Occasionally you need to make a piece of warped foam board straight and usable. For me it is the horizontal and vertical stabilizers, rudders, and elevators. Not so much a problem with fuselages and other parts that have panels that are bent and glued. Those tend to automatically straighten out any warps. So I usually take 2 warped pieces at the same time. Put a couple of strips of foam board under each end, then add some sand bags in the middle. If you get too aggressive with lifting the ends and adding sand bags you will end up putting wrinkles in the paper covering right where the sand bags sit. It normally takes a few to several days for the boards to straighten out. These pictures were taken outside in Chicago on a cold day. The warmth of being inside the house will be a better place to do this.
When building foam board models you can use pins and tape and tape dispensers and glue guns to hold things down while you work on them. But you may want to make a few sand bags. They will come in handy. I use Ziploc sandwich type bags, one inside the other. You can buy sand box sand at places like Home Depot.
The little red pins are used to hold balsa parts together while the glue dries. Or to hold parts in alignment. They can also be used in foam board construction. The vertical stab and rudder are pinned down to make it easier to apply the tape hinge. Hard to do just holding the parts together while applying the tape.

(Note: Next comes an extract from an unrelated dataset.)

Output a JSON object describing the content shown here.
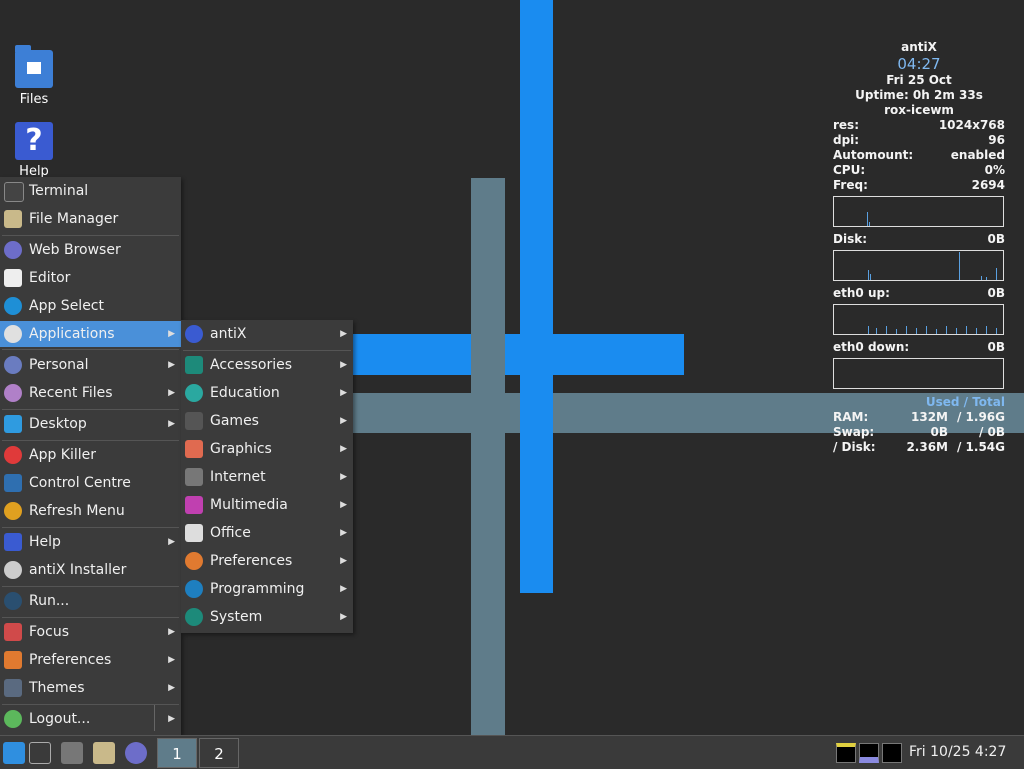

The elevator of the Aeronca has a very narrow connection between the left and right side. If the elevator is being built with balsa and hardwoods there would be no concern about connecting the halves. But foam board does not have the torsional strength of balsa in this application. An exact foam replica from the plan would give a very narrow strip of foam board to connect the halves. So I decided to add a joiner made from 3/16″ x 1/2″ firm balsa. The middle pic shows what that looks like. Next is the need to cut a 45° bevel on the leading edge of the elevator. Normally cutting a bevel in foam board is easy, but with the addition of the balsa joiner the task becomes more challenging. Two possible ways to make a bevel in the balsa. One is to file or sand the bevel in the balsa before gluing it in to the foam board. Another is to use a power tool. I used a Microlux table saw. Just set the fence and make the cut. Comes in very handy.
So I have spent a fair amount of time looking at hot glue guns. On Amazon I noticed that some with different brand names look the same. The images below are of the TopElek, ccbetter, and BluSmart. And there are about three or four other brands that all look the same. Just more information for the smart shopper.
At the risk of getting deep into the weeds I’ll do this anyway. The picture below shows two glue guns and their glue bead samples. The gun on the left is the battery powered gun mentioned in a previous post while the gun on the right is a Surebonder DT-200F. As soon as I started using the gun on the left I noticed that it was easy to get a glue bead that was pretty consistent. It just seems more precise. They are both mini models which are good for smaller projects.
Heard about battery powered glue guns. Some have the battery in the handle or base. Others have a separate battery connected with a cable. Saw this battery powered glue gun at a local swap meet. I think it was $5.00. Already had the 5,000 mAh 3 cell battery sitting around. The gun has an XT60 connector. All I needed was a long enough power cable and an adapter. Bought a 36″ power cable on eBay and happened to already have the adapter from XT60 to Powerpole. It’s an inexpensive gun that I really like because it is easy to get a consistent bead of glue. Not all guns give you that. There’s no brand name on the gun but I have seen what appear to be identical guns on Amazon under names such as: Outfield, BluSmart, ccbetter, HXYTECH, TopElek, Vastar, WEIO, and others.
In a previous post I talked about strictly using Powerpole electrical connectors. The only problem that I have encountered is when I try to separate two connectors. When putting them together one slides up into the other using the slots on the side. Sometimes when you try to reverse the process it doesn’t work so well. So I use a couple of pliers or a small channel wrench. Works great. Haven’t broken one yet.
Building a wing for the FT Simple Storch. At one point you need to add a trailing edge spacer made from foam board. Wanted to get the long thin strip glued flush to the edge, so I made a gluing fence. The idea is to pin down the fence, then the wing touching it. I use balsa modeling pins. When you put the glue on the spacer strip you just need to push it up against the fence, then press down until the hot glue sets. These fences some in handy for lining things up during construction.